Paradigm Completion for Derivational Morphology
Ryan Cotterell, Ekaterina Vylomova, Huda Khayrallah, Christo Kirov, David Yarowsky
TL;DR
This work addresses the underexplored problem of generating derivational morphology by framing derivation as a paradigm with semantic slots and applying neural sequence-to-sequence models, adapted from inflection generation. It introduces a NomBank-based dataset of 6,029 English derivational triples and evaluates a neural seq2seq model against a baseline transducer using accuracy, edit distance, and affix F1. The neural approach achieves about 71.7% accuracy, beating the baseline by 16.4 percentage points, but remains significantly below inflection-generation performance, indicating additional semantic, historical, and lexical factors need to be modeled.

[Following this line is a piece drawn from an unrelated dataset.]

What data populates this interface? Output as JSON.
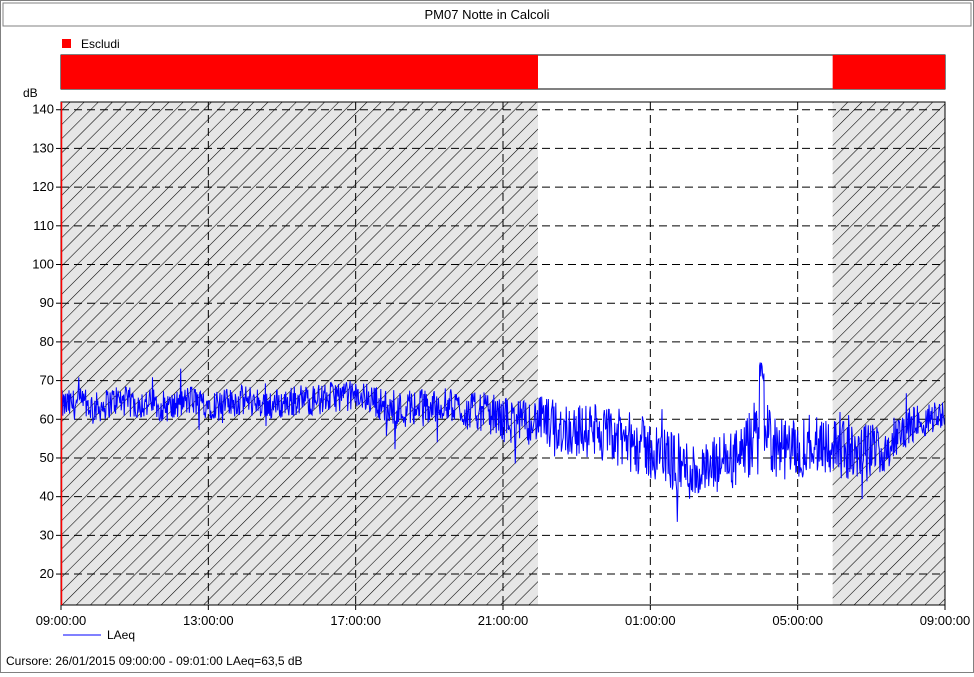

The results demonstrate feasibility and point to future work on data annotation and model enhancements to narrow the gap with inflection generation and to better capture the complexities of derivational morphology.
Abstract
The generation of complex derived word forms has been an overlooked problem in NLP; we fill this gap by applying neural sequence-to-sequence models to the task. We overview the theoretical motivation for a paradigmatic treatment of derivational morphology, and introduce the task of derivational paradigm completion as a parallel to inflectional paradigm completion. State-of-the-art neural models, adapted from the inflection task, are able to learn a range of derivation patterns, and outperform a non-neural baseline by 16.4%. However, due to semantic, historical, and lexical considerations involved in derivational morphology, future work will be needed to achieve performance parity with inflection-generating systems.